Out of 90 normal and 100 fraud transactions, the Random forest model correctly predicted 89 normal transactions and 91 fraud transactions. In conclusion, the Random forest model predicts 178 data points correctly out of 190.

**K-nearest Neighbours Classifier**

k-NN is a supervised algorithm used to solve classification problems. In K-NN, the data point of interest (unseen, unlabelled data) is assigned a class based on the classes of the k closest known data points around it. The value of k determines how many neighboring points we consider to determine its class (based on the majority class value of k points nearest to the point). The main crux of this algorithm is to find the optimized values for the k parameter. Too large or too small of a value will produce incorrect results since the former may bias the data against classes with fewer samples while the latter will make the model susceptible to outliers.

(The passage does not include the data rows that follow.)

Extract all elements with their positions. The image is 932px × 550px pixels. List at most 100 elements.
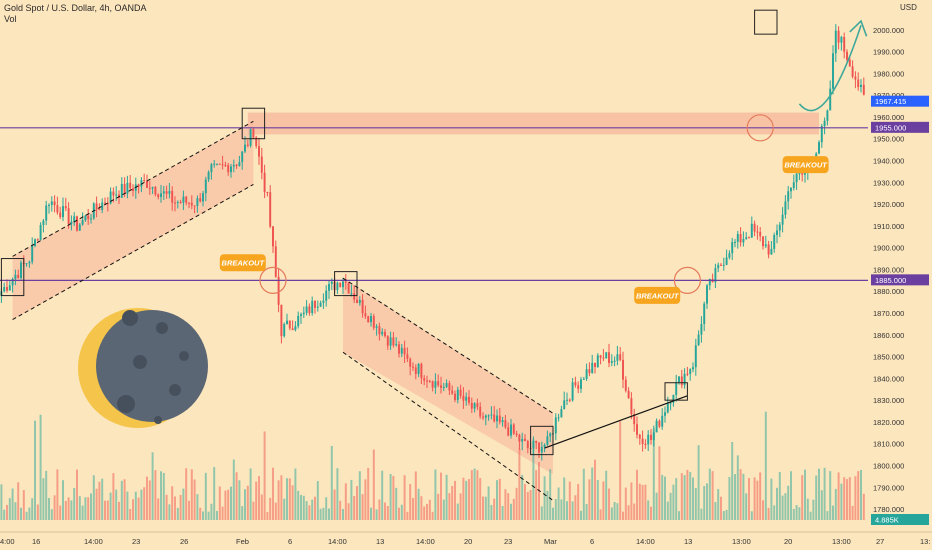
candle-body [636,424,638,435]
volume-bar [395,487,398,520]
volume-bar [734,474,736,520]
candle-body [302,312,305,315]
volume-bar [56,469,59,520]
candle-body [294,326,297,331]
volume-bar [235,472,238,520]
candle-body [87,215,90,220]
candle-body [218,163,221,165]
time-tick: 16 [32,537,40,546]
volume-bar [526,491,529,520]
volume-bar [647,500,650,520]
candle-body [700,324,703,335]
volume-bar [490,504,493,520]
volume-bar [319,508,322,520]
candle-body [36,239,39,241]
candle-body [675,382,678,395]
candle-body [263,172,266,193]
candle-body [678,376,680,383]
candle-body [241,151,244,163]
candle-body [62,206,64,218]
candle-body [409,358,412,367]
candle-body [840,36,843,43]
volume-bar [717,489,720,520]
volume-bar [409,484,412,520]
volume-bar [694,487,697,520]
price-tick: 1980.000 [873,69,904,78]
candle-body [473,403,476,409]
volume-bar [389,473,392,520]
volume-bar [843,477,846,520]
volume-bar [599,509,602,520]
volume-bar [706,483,708,520]
candle-body [487,415,490,417]
price-tick: 1860.000 [873,331,904,340]
candle-body [372,316,375,328]
candle-body [157,194,160,198]
volume-bar [400,504,403,520]
candle-body [162,191,165,194]
volume-bar [370,507,372,520]
volume-bar [720,496,722,520]
candle-body [14,274,17,280]
candle-body [686,373,689,375]
volume-bar [132,499,134,520]
candle-body [81,220,84,225]
candle-body [176,201,179,203]
candle-body [580,379,582,389]
candle-body [739,234,742,243]
candle-body [818,142,820,154]
volume-bar [266,511,269,520]
candle-body [297,315,300,327]
highlight-box [754,9,778,35]
candle-body [720,264,722,266]
volume-bar [801,475,804,520]
candle-body [11,279,14,286]
moon-crater [117,395,135,413]
candle-body [50,201,53,205]
volume-bar [20,507,22,520]
candle-body [664,412,666,416]
candle-body [199,198,202,202]
volume-bar [496,480,498,520]
candle-body [414,367,417,374]
volume-bar [165,494,168,520]
candle-body [39,224,42,240]
volume-bar [739,469,742,520]
candle-body [188,202,190,204]
candle-body [204,179,207,194]
candle-body [20,262,22,279]
candle-body [507,427,510,436]
candle-body [543,444,546,447]
volume-bar [288,478,291,520]
volume-bar [300,494,302,520]
volume-bar [190,469,193,520]
candle-body [34,239,36,246]
volume-bar [507,493,510,520]
volume-bar [857,471,860,520]
volume-bar [753,477,756,520]
volume-bar [767,507,770,520]
volume-bar [361,494,364,520]
candle-body [64,206,67,209]
volume-bar [330,445,333,520]
time-tick: 14:00 [416,537,435,546]
volume-bar [232,459,235,520]
candle-body [370,316,372,323]
volume-bar [756,480,759,520]
candle-body [8,285,11,291]
volume-bar [375,509,378,520]
candle-body [353,293,356,300]
resistance-zone [247,112,820,135]
price-tick: 1970.000 [873,91,904,100]
candle-body [120,183,123,198]
volume-bar [619,421,622,520]
time-tick: 13:00 [732,537,751,546]
candle-body [269,192,272,227]
candle-body [591,362,594,374]
candle-body [672,394,675,403]
volume-bar [582,468,585,520]
candle-body [834,30,837,54]
volume-bar [106,500,109,520]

In our case, we have plotted a graph of the mean error values encountered using different values of k (form 1 to 40). In our case, k=8 gives the least mean error (maximum accuracy), so we proceed with that.

In [None]:
from sklearn.neighbors import KNeighborsClassifier
error = []

# Calculating error for K values between 1 and 40
for i in range(1, 40):
    knn_model = KNeighborsClassifier(n_neighbors=i)
    knn_model.fit(X_train, Y_train)
    pred_i = knn_model.predict(X_test)
    error.append(np.mean(pred_i != Y_test))

In [None]:
plt.figure(figsize=(12, 6))
plt.plot(range(1, 40), error, marker='o', markersize=10)
plt.title('Error Rate K Value')
plt.xlabel('K Value')
plt.ylabel('Mean Error')

In [None]:
from sklearn.neighbors import KNeighborsClassifier
classifier = KNeighborsClassifier(n_neighbors=7)
classifier.fit(X_train, Y_train)
knn_pred = classifier.predict(X_test)

In [None]:
knn_acc = accuracy_score(knn_pred, Y_test)*100
print('Accuracy score on Test Data : ', knn_acc)

In [None]:
knn_rec = recall_score(knn_pred, Y_test)*100
print('Recall score on Test Data : ', knn_rec)

In [None]:
knn_prec = precision_score(knn_pred, Y_test)*100
print('Precision score on Test Data : ', knn_prec)

In [None]:
knn_f1 = f1_score(knn_pred, Y_test)*100
print('F1 score on Test Data : ', knn_f1)

In [None]:
knnCM = confusion_matrix(Y_test, knn_pred)
sns.heatmap(knnCM, xticklabels = LABELS, 
            yticklabels = LABELS, annot = True, fmt ="d");
plt.title("Confusion matrix")
plt.ylabel('True class')
plt.xlabel('Predicted class')
plt.show()

Out of 90 normal transactions and 100 fraud transactions, the KNN model predicted 87 of normal transactions and 92 of fraud transactions correctly. In conclusion, the KNN model classified 178 data points correctly out of 190.

# Results

In [None]:
comp = {'Algorithm': ['Logistic Regression', 'K-Nearest Neighbours', 'Random Forest'], 
        'Accuracy': [acc,knn_acc,rf_acc],
        'Recall': [rec, knn_rec, rf_rec],
        'Precision': [prec, knn_prec, rf_prec],
        'F1 Score': [f1,knn_f1,rf_f1]} 

In [None]:
df = pd.DataFrame(comp)  
df

# Conclusion
In this project, we have tested three different algorithms, i.e., Logistic Regression,  K-nearest neighbors, and Random Forest, to predict the nature of a credit card transaction. After training and testing the three models, we observed that all performed equally well, but Random forest performed better in a few aspects.